Another kind of financial business is that of savings and loans. Savings and loans got into a lot of trouble for stretching rules on lending in the late 1980's, the last time there was a major mess in the financial markets. Thousands of these for profit savings institutions went out of business. They are much like a bank, usually providing savings accounts for individuals. Money deposited into these savings institutions are often lent out to those in a local area, and very often for real estate.
Then there are investment banks. These banks buy and sell stocks and bonds and provide investment advice to their clients. These are not savings banks in that they do not accept deposits, but instead work with peoples money to gain higher yields while taking money from those investors earnings to fund their operations and make a profit. Many investment banks offer advice for mergers, acquisitions, divestiture or other financial services for clients. This can include such things as the trading of derivatives, fixed income, foreign exchange, commodity, and equity securities. Recently some of the biggest banks that failed were investment banks, such as Lehman Brothers. Others like Goldman Sachs and Morgan Stanley have switched to being more than just investment banks but are now acting as savings banks as well.

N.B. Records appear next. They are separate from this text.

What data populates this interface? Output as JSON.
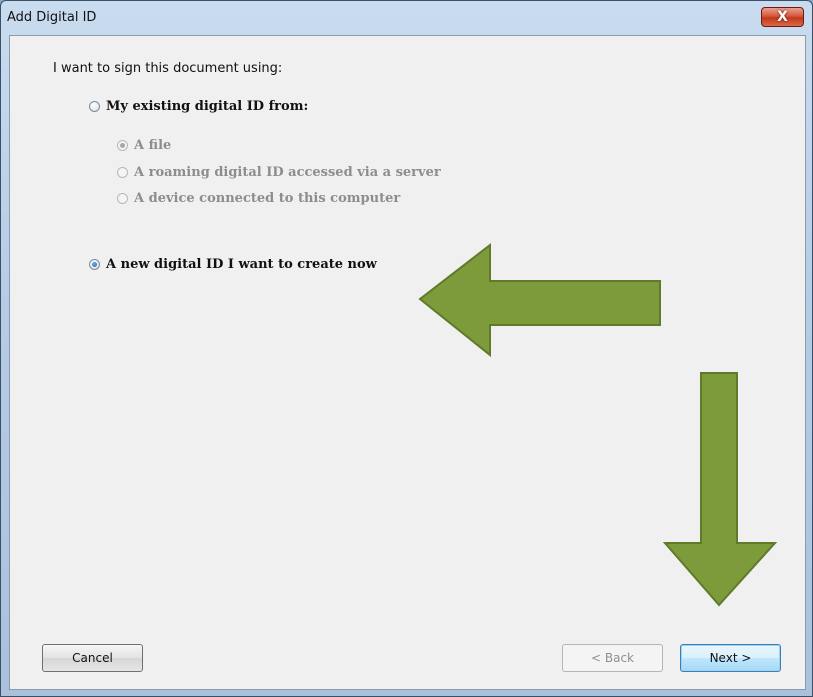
{
  "window": {
    "title": "Add Digital ID",
    "close_label": "X"
  },
  "prompt": "I want to sign this document using:",
  "options": {
    "existing": {
      "label": "My existing digital ID from:",
      "checked": false
    },
    "sub_file": {
      "label": "A file",
      "checked": true,
      "enabled": false
    },
    "sub_roaming": {
      "label": "A roaming digital ID accessed via a server",
      "checked": false,
      "enabled": false
    },
    "sub_device": {
      "label": "A device connected to this computer",
      "checked": false,
      "enabled": false
    },
    "create_new": {
      "label": "A new digital ID I want to create now",
      "checked": true
    }
  },
  "buttons": {
    "cancel": "Cancel",
    "back": "< Back",
    "next": "Next >"
  },
  "annotations": {
    "arrow_color": "#7e9b3b",
    "arrow_border": "#5f7a28"
  }
}
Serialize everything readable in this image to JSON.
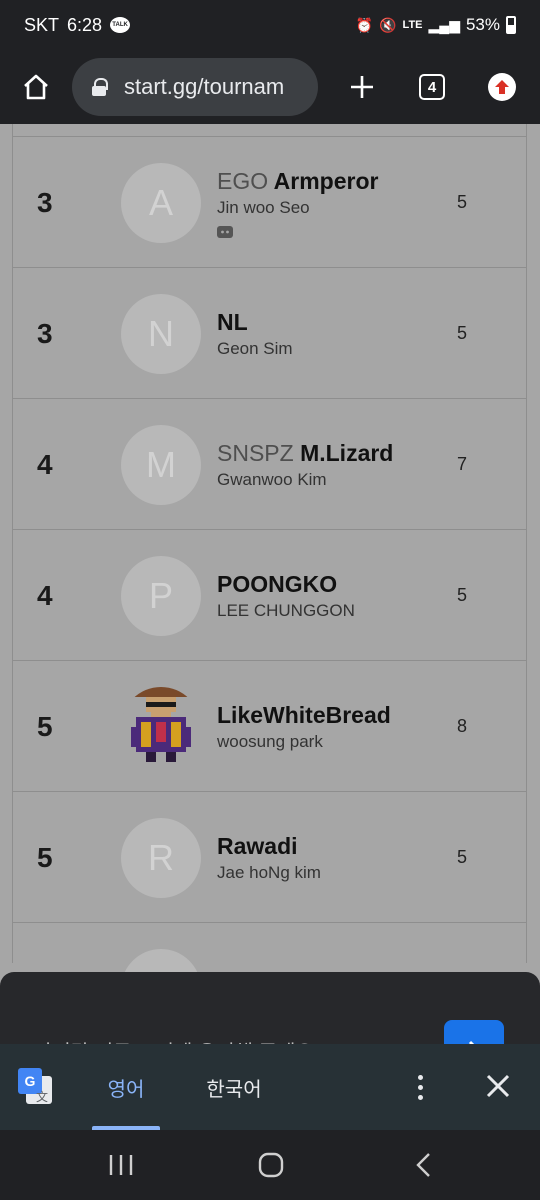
{
  "status_bar": {
    "carrier": "SKT",
    "time": "6:28",
    "talk_badge": "TALK",
    "network": "LTE",
    "battery": "53%"
  },
  "browser": {
    "url": "start.gg/tournam",
    "tab_count": "4"
  },
  "rows": [
    {
      "placing": "3",
      "initial": "A",
      "prefix": "EGO",
      "tag": "Armperor",
      "real_name": "Jin woo Seo",
      "seed": "5",
      "discord": true,
      "avatar": "letter"
    },
    {
      "placing": "3",
      "initial": "N",
      "prefix": "",
      "tag": "NL",
      "real_name": "Geon Sim",
      "seed": "5",
      "avatar": "letter"
    },
    {
      "placing": "4",
      "initial": "M",
      "prefix": "SNSPZ",
      "tag": "M.Lizard",
      "real_name": "Gwanwoo Kim",
      "seed": "7",
      "avatar": "letter"
    },
    {
      "placing": "4",
      "initial": "P",
      "prefix": "",
      "tag": "POONGKO",
      "real_name": "LEE CHUNGGON",
      "seed": "5",
      "avatar": "letter"
    },
    {
      "placing": "5",
      "initial": "",
      "prefix": "",
      "tag": "LikeWhiteBread",
      "real_name": "woosung park",
      "seed": "8",
      "avatar": "pixel-art"
    },
    {
      "placing": "5",
      "initial": "R",
      "prefix": "",
      "tag": "Rawadi",
      "real_name": "Jae hoNg kim",
      "seed": "5",
      "avatar": "letter"
    }
  ],
  "sheet": {
    "text": "마지막 서로 모서에 유리해 주세요"
  },
  "translate": {
    "source_lang": "영어",
    "target_lang": "한국어"
  },
  "colors": {
    "accent": "#8ab4f8",
    "sheet_button": "#1a73e8",
    "update": "#d93025"
  }
}
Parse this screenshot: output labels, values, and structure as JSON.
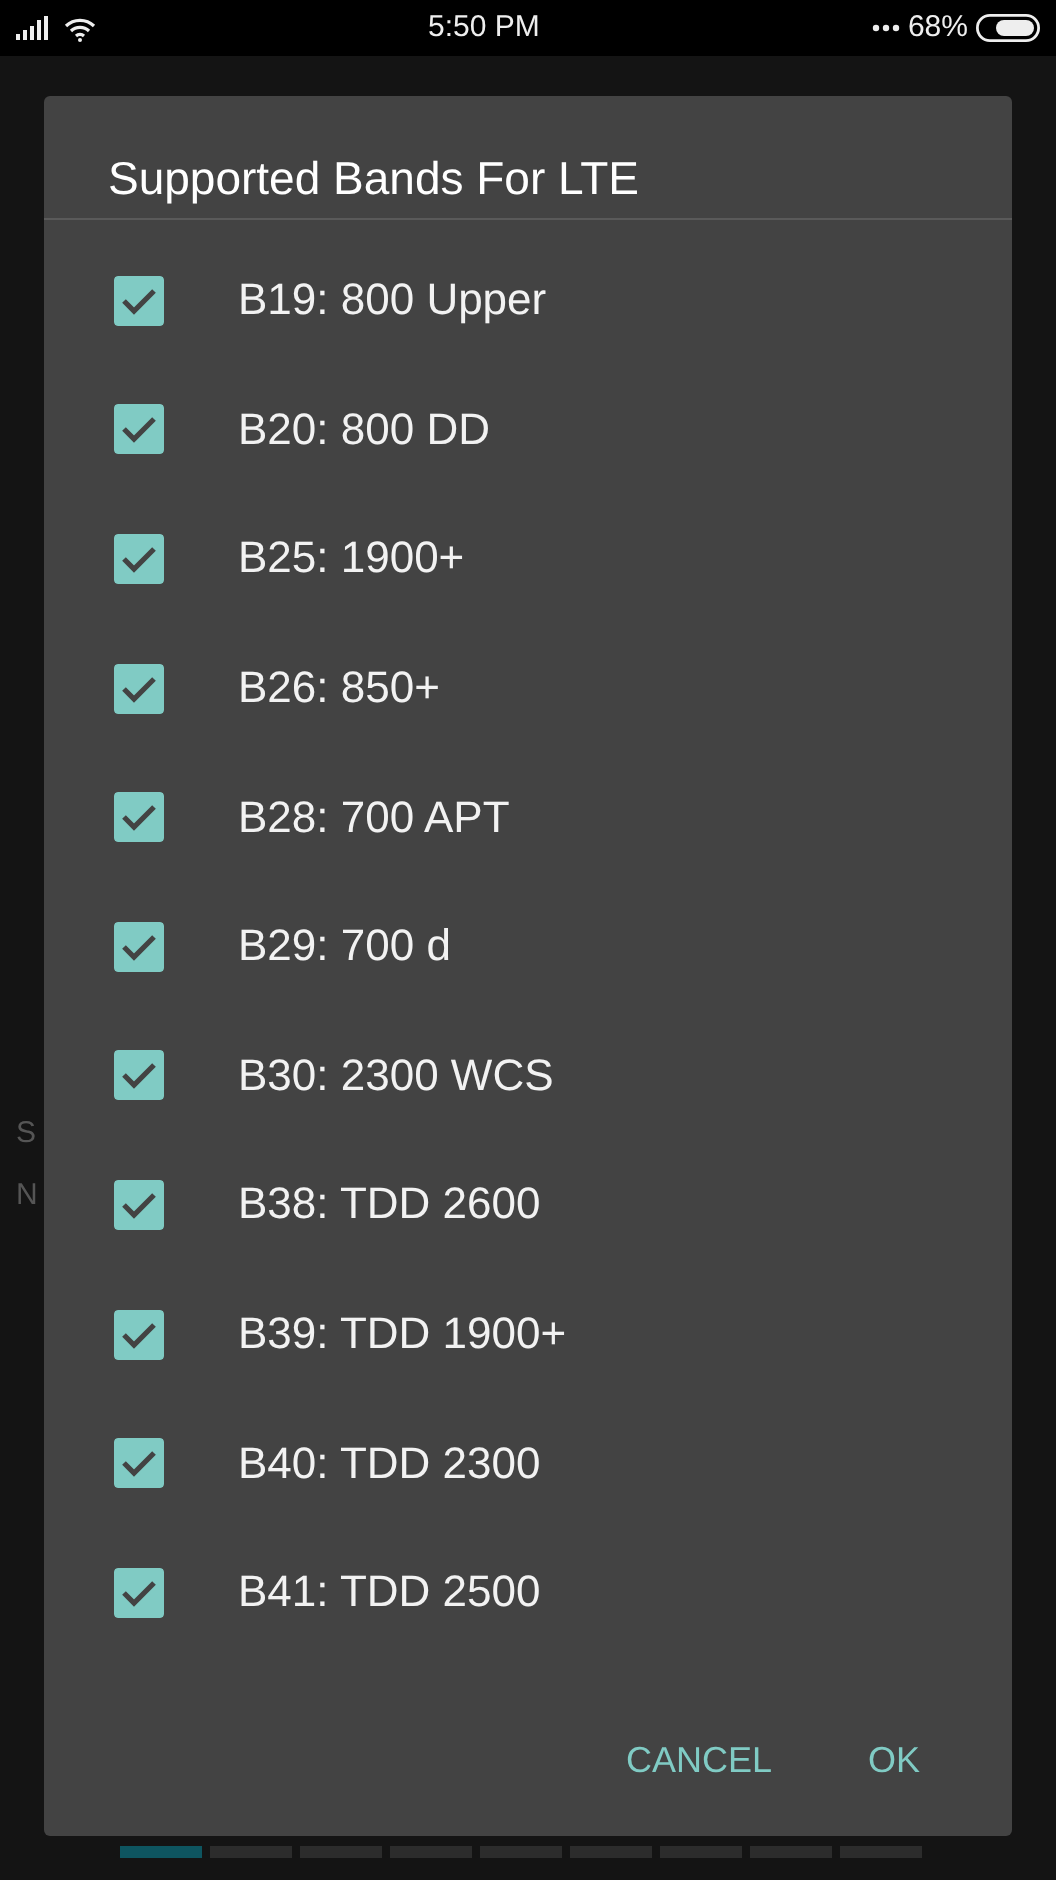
{
  "status_bar": {
    "time": "5:50 PM",
    "battery": "68%"
  },
  "background": {
    "letters": [
      "S",
      "N"
    ]
  },
  "dialog": {
    "title": "Supported Bands For LTE",
    "items": [
      {
        "label": "B19: 800 Upper",
        "checked": true
      },
      {
        "label": "B20: 800 DD",
        "checked": true
      },
      {
        "label": "B25: 1900+",
        "checked": true
      },
      {
        "label": "B26: 850+",
        "checked": true
      },
      {
        "label": "B28: 700 APT",
        "checked": true
      },
      {
        "label": "B29: 700 d",
        "checked": true
      },
      {
        "label": "B30: 2300 WCS",
        "checked": true
      },
      {
        "label": "B38: TDD 2600",
        "checked": true
      },
      {
        "label": "B39: TDD 1900+",
        "checked": true
      },
      {
        "label": "B40: TDD 2300",
        "checked": true
      },
      {
        "label": "B41: TDD 2500",
        "checked": true
      }
    ],
    "buttons": [
      "CANCEL",
      "OK"
    ]
  },
  "page_indicator": [
    {
      "selected": true
    },
    {
      "selected": false
    },
    {
      "selected": false
    },
    {
      "selected": false
    },
    {
      "selected": false
    },
    {
      "selected": false
    },
    {
      "selected": false
    },
    {
      "selected": false
    },
    {
      "selected": false
    }
  ]
}
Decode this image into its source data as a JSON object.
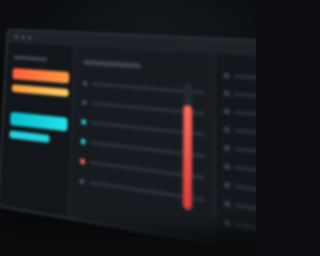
{
  "colors": {
    "background": "#0b0d10",
    "panel": "#15191e",
    "accent_red": "#ff5e3a",
    "accent_orange": "#ff9a3c",
    "accent_teal": "#00c2d1",
    "gauge": "#e23b3b"
  },
  "left_panel": {
    "bands": [
      "red",
      "orange",
      "gap",
      "teal",
      "cyan"
    ]
  },
  "middle_panel": {
    "rows": [
      {
        "icon": "list-item-icon"
      },
      {
        "icon": "list-item-icon"
      },
      {
        "icon": "teal-status-icon"
      },
      {
        "icon": "teal-status-icon"
      },
      {
        "icon": "red-status-icon"
      },
      {
        "icon": "list-item-icon"
      }
    ],
    "gauge_level": 0.82
  },
  "right_panel": {
    "row_count": 9
  }
}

Then there are central banks. The United States Federal Reserve is a central bank. Central banks are usually the bank of last resort during a cash crunch and provide funds for private banks to operate. Loans to these banks can be short term or longer term. These banks are run by a country or group of countries and are used to control monetary policy. Central banks are often used to monitor private banks to see that they are not working in illegal ways or are not operating in a reckless fashion. These banks control the stability of a currency and also often decide what the prime interest rate is for the areas they govern are.
There are specialty banks which may have different names than some of these, but most financial institutions fall into these categories.
Right now central banks around the world are struggling to keep up with the changes and the ripples that are going on in the economic markets. Banking is just one section of the economy, but since it regulates currency, it is a key part. One which cannot be allowed to fail if the other key components are to remain viable in any economy.
Editors note: This is the final of three articles concerning the global banking system, how it affects the economy and the average person.